Stefano Righi, Corriere della Sera 02/03/2010, 2 marzo 2010
E ADESSO MECENATE LAVORA NELLE FONDAZIONI BANCARIE
Concepite con una legge del luglio di vent’anni fa dalla fervida mente di Giuliano Amato e Carlo Azeglio Ciampi, le fondazioni di origine bancaria sono oggi un soggetto la cui attività è poco nota ai più, ma che sono divenute insostituibili in molti aspetti della vita pubblica.
Rappresentano un unicum giuridico di cui non c’è traccia all’estero, ma il bilancio della loro azione evidenzia più aspetti positivi che negativi. Possiedono quote importanti delle tre maggiori banche italiane (Unicredit, IntesaSanpaolo, Monte dei Paschi di Siena) di cui sono soci stabili, hanno in portafoglio azioni che la Borsa stima valere oggi più di 16 miliardi di euro ed erogano ogni anno a enti e associazione un fiume di denaro sotto la voce filantropia che, nel 2008, ha toccato i 1.679,6 milioni di euro e l’anno scorso si è comunque mantenuta al di sopra dei 1.500 milioni.

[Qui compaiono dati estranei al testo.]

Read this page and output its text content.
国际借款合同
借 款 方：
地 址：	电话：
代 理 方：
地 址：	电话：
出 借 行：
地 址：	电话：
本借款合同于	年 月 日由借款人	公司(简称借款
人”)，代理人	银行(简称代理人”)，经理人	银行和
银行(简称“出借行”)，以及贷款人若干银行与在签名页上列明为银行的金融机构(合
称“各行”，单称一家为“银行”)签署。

Eredi delle antiche casse di risparmio, di cui hanno ereditato il patrimonio con esclusione delle attività bancarie, le 88 fondazioni italiane ambiscono – tra l’altro – al ruolo che fu dei signori rinascimentali: promuovono l’arte e accudiscono alle esigenze sociali del territorio su cui insistono. Un legame strettissimo, quello con il territorio di riferimento, che ne promuove l’azione.
Nei cinque anni conclusi con il 2008, data dell’inizio della più pesante crisi economica dal dopoguerra, le fondazioni di origine bancaria hanno destinato al mondo italiano dell’arte erogazioni per complessivi 2.353 milioni di euro, una cifra che in ogni anno è stata superiore al 30 per cento di quanto hanno complessivamente distribuito. Per avere un termine di paragone, annualmente le fondazioni erogano circa il doppio di quanto investe nel settore il Ministero per i beni e le attività culturali. Dal 2008, la crisi ha imposto un riequilibrio delle cifre a favore dei settori più sensibili alla recessione e che interessano gli aspetti sociali. Le fondazioni infatti intervengono finanziando la ricerca medica e scientifica, ma recuperano anche interi reparti ospedalieri, si occupano della terza età e ora si immergono anche in quella che è la sfida dell’housing sociale, un settore che un tempo si definiva delle case popolari. Ma l’arte – un macrocomparto che va dalla realizzazione di mostre, come quella di Verona, al restauro; dall’attività teatrale fino al recupero del patrimonio architettonico – rimane centrale nei loro interessi.
L’attività della Compagnia di San Paolo a favore del recupero della reggia di Venaria Reale, come il progetto Città e cattedrali della fondazione Crt o la raccolta di opere d’arte di significativo pregio storico-artistico (767 dipinti, 116 sculture, 51 oggetti e arredi, di epoca compresa tra il primo secolo e la seconda metà del Novecento), della fondazione Cariplo, testimoniano un interesse non occasionale. La cui conferma viene dai recenti accordi firmati in Emilia-Romagna e in Toscana dall’Acri, l’associazione delle fondazioni, congiuntamente al ministero e alle Regioni. Gli accordi realizzano un protocollo d’intesa siglato nel febbraio 2009 e danno vita a una collaborazione tra settore pubblico e privato. In Emilia-Romagna si realizzeranno interventi che vanno dal recupero del monastero dell’Annunziata di Bologna (12 milioni), futura sede della Soprintendenza, fino all’apertura al pubblico di palazzo Prosperi-Sacrati di Ferrara, che ospiterà il museo De Pisis, mentre in Toscana i primi interventi interesseranno, tra gli altri, il museo delle navi antiche di Pisa con gli archivi medicei e il museo archeologico nazionale di Firenze.
, quello delle fondazioni, un universo non esente da critiche, ma con molte testimonianze a favore.